L’exposition universelle de 1889 dont la Tour Eiffel fut la porte d’entrée somptueuse devant le Champ de Mars

 

Réalisée pour le centenaire de la Révolution Française, l’Exposition universelle de 1889 est restée dans toutes les mémoires : On lui doit la Tour Eiffel.

 

S’inscrivant dans la lignée des expositions universelles précédentes en France, elle reprend l’appel à toutes les nations à présenter leurs techniques, arts dans un “esprit de concorde, de tolérance mutuelle et de sympathie réciproque”.

 

1 000 000 mètres carré d’exposition

Comme en 1867 et en 1878, l’exposition universelle de 1889 s’installe sur le Champs de Mars, où de nombreux palais et bâtiments sont construits pour l’occasion.

Ainsi, le visiteur arrivant par la Seine découvre la Tour Eiffel, puis les jardins entourés des palais des arts libéraux et des beaux arts de part et d’autres.
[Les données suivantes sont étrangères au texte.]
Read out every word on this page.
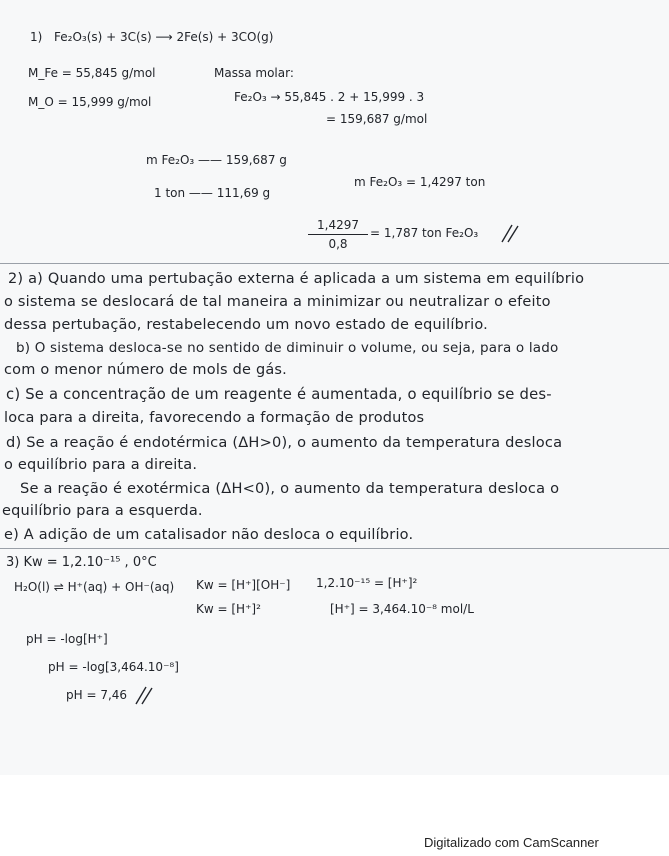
1) Fe₂O₃(s) + 3C(s) ⟶ 2Fe(s) + 3CO(g)
M_Fe = 55,845 g/mol
M_O = 15,999 g/mol
Massa molar:
Fe₂O₃ → 55,845 . 2 + 15,999 . 3
= 159,687 g/mol
m Fe₂O₃ —— 159,687 g
1 ton —— 111,69 g
m Fe₂O₃ = 1,4297 ton
1,4297
0,8
= 1,787 ton Fe₂O₃
2) a) Quando uma pertubação externa é aplicada a um sistema em equilíbrio
o sistema se deslocará de tal maneira a minimizar ou neutralizar o efeito
dessa pertubação, restabelecendo um novo estado de equilíbrio.
b) O sistema desloca-se no sentido de diminuir o volume, ou seja, para o lado
com o menor número de mols de gás.
c) Se a concentração de um reagente é aumentada, o equilíbrio se des-
loca para a direita, favorecendo a formação de produtos
d) Se a reação é endotérmica (ΔH>0), o aumento da temperatura desloca
o equilíbrio para a direita.
Se a reação é exotérmica (ΔH<0), o aumento da temperatura desloca o
equilíbrio para a esquerda.
e) A adição de um catalisador não desloca o equilíbrio.
3) Kw = 1,2.10⁻¹⁵ , 0°C
H₂O(l) ⇌ H⁺(aq) + OH⁻(aq) Kw = [H⁺][OH⁻]
Kw = [H⁺]²
1,2.10⁻¹⁵ = [H⁺]²
[H⁺] = 3,464.10⁻⁸ mol/L
pH = -log[H⁺]
pH = -log[3,464.10⁻⁸]
pH = 7,46
Digitalizado com CamScanner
Il arrive ensuite progressivement aux pavillons internationaux, le palais de l’exposition universelle à proprement parler pour rejoindre enfin le palais des machines.

 

En complément du Champs de Mars, une autre exposition, nouvelle celle-ci, est organisée sur l’esplanade des Invalides. Ce lieu est choisi pour une exposition coloniale.

 

Mise en avant de Paris lors de l’exposition universelle

Tout d’abord, la ville quotidienne est mise en avant aux visiteurs : son alimentation, ses transports, et ses quartiers populaires.

Ensuite, c’est une ville industrielle et commerciale qui se présente : des quartiers de commerce sur les grands boulevards (Saint Martin, Saint Denis, Bonne Nouvelle, Poissonnière), d’industrie (Strasbourg et Sébastopol), mais aussi de Bourse (Boulevard Montmartre…). 
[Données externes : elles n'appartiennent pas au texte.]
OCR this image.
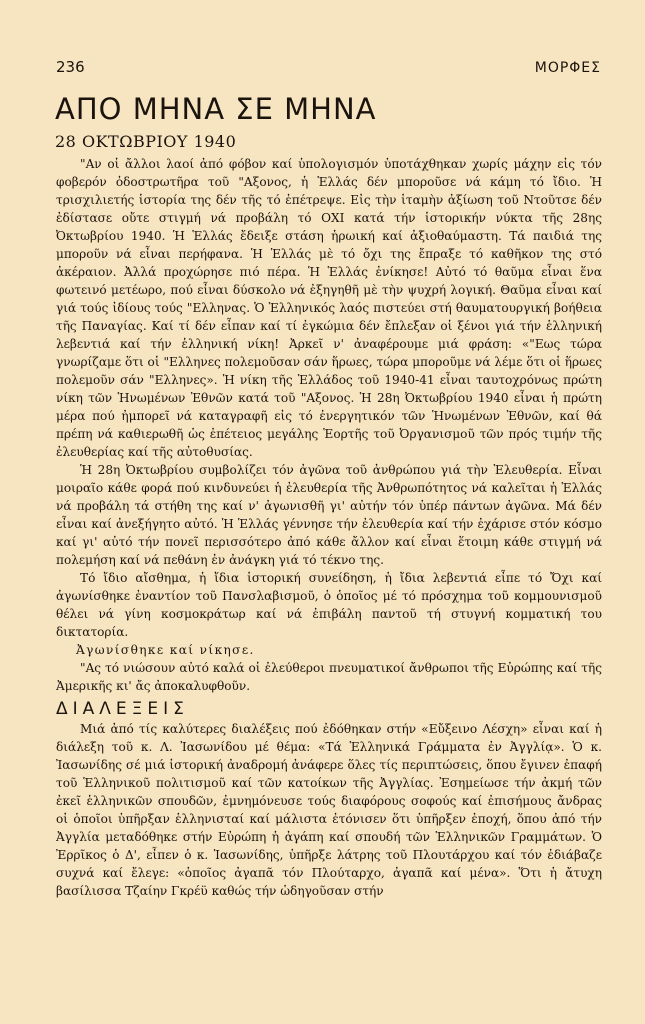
236	ΜΟΡΦΕΣ
ΑΠΟ ΜΗΝΑ ΣΕ ΜΗΝΑ
28 ΟΚΤΩΒΡΙΟΥ 1940

"Αν οἱ ἄλλοι λαοί ἀπό φόβον καί ὑπολογισμόν ὑποτάχθηκαν χωρίς μάχην εἰς τόν φοβερόν ὁδοστρωτῆρα τοῦ "Αξονος, ἡ Ἑλλάς δέν μποροῦσε νά κάμη τό ἴδιο. Ἡ τρισχιλιετής ἱστορία της δέν τῆς τό ἐπέτρεψε. Εἰς τὴν ἱταμὴν ἀξίωση τοῦ Ντοῦτσε δέν ἐδίστασε οὔτε στιγμή νά προβάλη τό ΟΧΙ κατά τήν ἱστορικήν νύκτα τῆς 28ης Ὀκτωβρίου 1940. Ἡ Ἑλλάς ἔδειξε στάση ἡρωική καί ἀξιοθαύμαστη. Τά παιδιά της μποροῦν νά εἶναι περήφανα. Ἡ Ἑλλάς μὲ τό ὄχι της ἔπραξε τό καθῆκον της στό ἀκέραιον. Ἀλλά προχώρησε πιό πέρα. Ἡ Ἑλλάς ἐνίκησε! Αὐτό τό θαῦμα εἶναι ἕνα φωτεινό μετέωρο, πού εἶναι δύσκολο νά ἐξηγηθῆ μὲ τὴν ψυχρή λογική. Θαῦμα εἶναι καί γιά τούς ἰδίους τούς "Ελληνας. Ὁ Ἑλληνικός λαός πιστεύει στή θαυματουργική βοήθεια τῆς Παναγίας. Καί τί δέν εἶπαν καί τί ἐγκώμια δέν ἔπλεξαν οἱ ξένοι γιά τήν ἑλληνική λεβεντιά καί τήν ἑλληνική νίκη! Ἀρκεῖ ν' ἀναφέρουμε μιά φράση: «"Εως τώρα γνωρίζαμε ὅτι οἱ "Ελληνες πολεμοῦσαν σάν ἥρωες, τώρα μποροῦμε νά λέμε ὅτι οἱ ἥρωες πολεμοῦν σάν "Ελληνες». Ἡ νίκη τῆς Ἑλλάδος τοῦ 1940-41 εἶναι ταυτοχρόνως πρώτη νίκη τῶν Ἡνωμένων Ἐθνῶν κατά τοῦ "Αξονος. Ἡ 28η Ὀκτωβρίου 1940 εἶναι ἡ πρώτη μέρα πού ἠμπορεῖ νά καταγραφῆ εἰς τό ἐνεργητικόν τῶν Ἡνωμένων Ἐθνῶν, καί θά πρέπη νά καθιερωθῆ ὡς ἐπέτειος μεγάλης Ἑορτῆς τοῦ Ὀργανισμοῦ τῶν πρός τιμήν τῆς ἐλευθερίας καί τῆς αὐτοθυσίας.

Ἡ 28η Ὀκτωβρίου συμβολίζει τόν ἀγῶνα τοῦ ἀνθρώπου γιά τὴν Ἐλευθερία. Εἶναι μοιραῖο κάθε φορά πού κινδυνεύει ἡ ἐλευθερία τῆς Ἀνθρωπότητος νά καλεῖται ἡ Ἑλλάς νά προβάλη τά στήθη της καί ν' ἀγωνισθῆ γι' αὐτήν τόν ὑπέρ πάντων ἀγῶνα. Μά δέν εἶναι καί ἀνεξήγητο αὐτό. Ἡ Ἑλλάς γέννησε τήν ἐλευθερία καί τήν ἐχάρισε στόν κόσμο καί γι' αὐτό τήν πονεῖ περισσότερο ἀπό κάθε ἄλλον καί εἶναι ἕτοιμη κάθε στιγμή νά πολεμήση καί νά πεθάνη ἐν ἀνάγκη γιά τό τέκνο της.

Τό ἴδιο αἴσθημα, ἡ ἴδια ἱστορική συνείδηση, ἡ ἴδια λεβεντιά εἶπε τό Ὄχι καί ἀγωνίσθηκε ἐναντίον τοῦ Πανσλαβισμοῦ, ὁ ὁποῖος μέ τό πρόσχημα τοῦ κομμουνισμοῦ θέλει νά γίνη κοσμοκράτωρ καί νά ἐπιβάλη παντοῦ τή στυγνή κομματική του δικτατορία.

Ἀγωνίσθηκε καί νίκησε.

"Ας τό νιώσουν αὐτό καλά οἱ ἐλεύθεροι πνευματικοί ἄνθρωποι τῆς Εὐρώπης καί τῆς Ἀμερικῆς κι' ἄς ἀποκαλυφθοῦν.

ΔΙΑΛΕΞΕΙΣ

Μιά ἀπό τίς καλύτερες διαλέξεις πού ἐδόθηκαν στήν «Εὔξεινο Λέσχη» εἶναι καί ἡ διάλεξη τοῦ κ. Λ. Ἰασωνίδου μέ θέμα: «Τά Ἑλληνικά Γράμματα ἐν Ἀγγλίᾳ». Ὁ κ. Ἰασωνίδης σέ μιά ἱστορική ἀναδρομή ἀνάφερε ὅλες τίς περιπτώσεις, ὅπου ἔγινεν ἐπαφή τοῦ Ἑλληνικοῦ πολιτισμοῦ καί τῶν κατοίκων τῆς Ἀγγλίας. Ἐσημείωσε τήν ἀκμή τῶν ἐκεῖ ἑλληνικῶν σπουδῶν, ἐμνημόνευσε τούς διαφόρους σοφούς καί ἐπισήμους ἄνδρας οἱ ὁποῖοι ὑπῆρξαν ἑλληνισταί καί μάλιστα ἐτόνισεν ὅτι ὑπῆρξεν ἐποχή, ὅπου ἀπό τήν Ἀγγλία μεταδόθηκε στήν Εὐρώπη ἡ ἀγάπη καί σπουδή τῶν Ἑλληνικῶν Γραμμάτων. Ὁ Ἐρρῖκος ὁ Δ', εἶπεν ὁ κ. Ἰασωνίδης, ὑπῆρξε λάτρης τοῦ Πλουτάρχου καί τόν ἐδιάβαζε συχνά καί ἔλεγε: «ὁποῖος ἀγαπᾶ τόν Πλούταρχο, ἀγαπᾶ καί μένα». Ὅτι ἡ ἄτυχη βασίλισσα Τζαίην Γκρέϋ καθώς τήν ὡδηγοῦσαν στήν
Enfin, les guides appuient la ville prestigieuse avec ses nombreux monuments et grandes places (Concorde, Champs Elysées, rive gauche de la Seine, Bois de Boulogne) tout en s’inscrivant dans une longue histoire (le quartier du Marais, l’île de la Cité). 

 

La Tour Eiffel reste l’attraction majeure de cette exposition universelle : 

Elle visait à montrer “l’évidente supériorité du fer” : en mesurant 300 mètres de haut, elle était deux fois plus grande que la cathédrale de Cologne, qui était le monument le plus grand du monde jusqu’alors. 

 

Elle fut conçue comme “une porte grandiose” de l’Exposition Universelle de 1889, par laquelle on entrait sur les lieux et qu’on pouvait admirer déjà depuis les terrasses du Trocadéro. 

Comme le reste des constructions de l’Exposition universelle, elle fut destinée à être détruite après l’événement. Toutefois, on lui trouva un usage pour les télécommunication et fut conservée.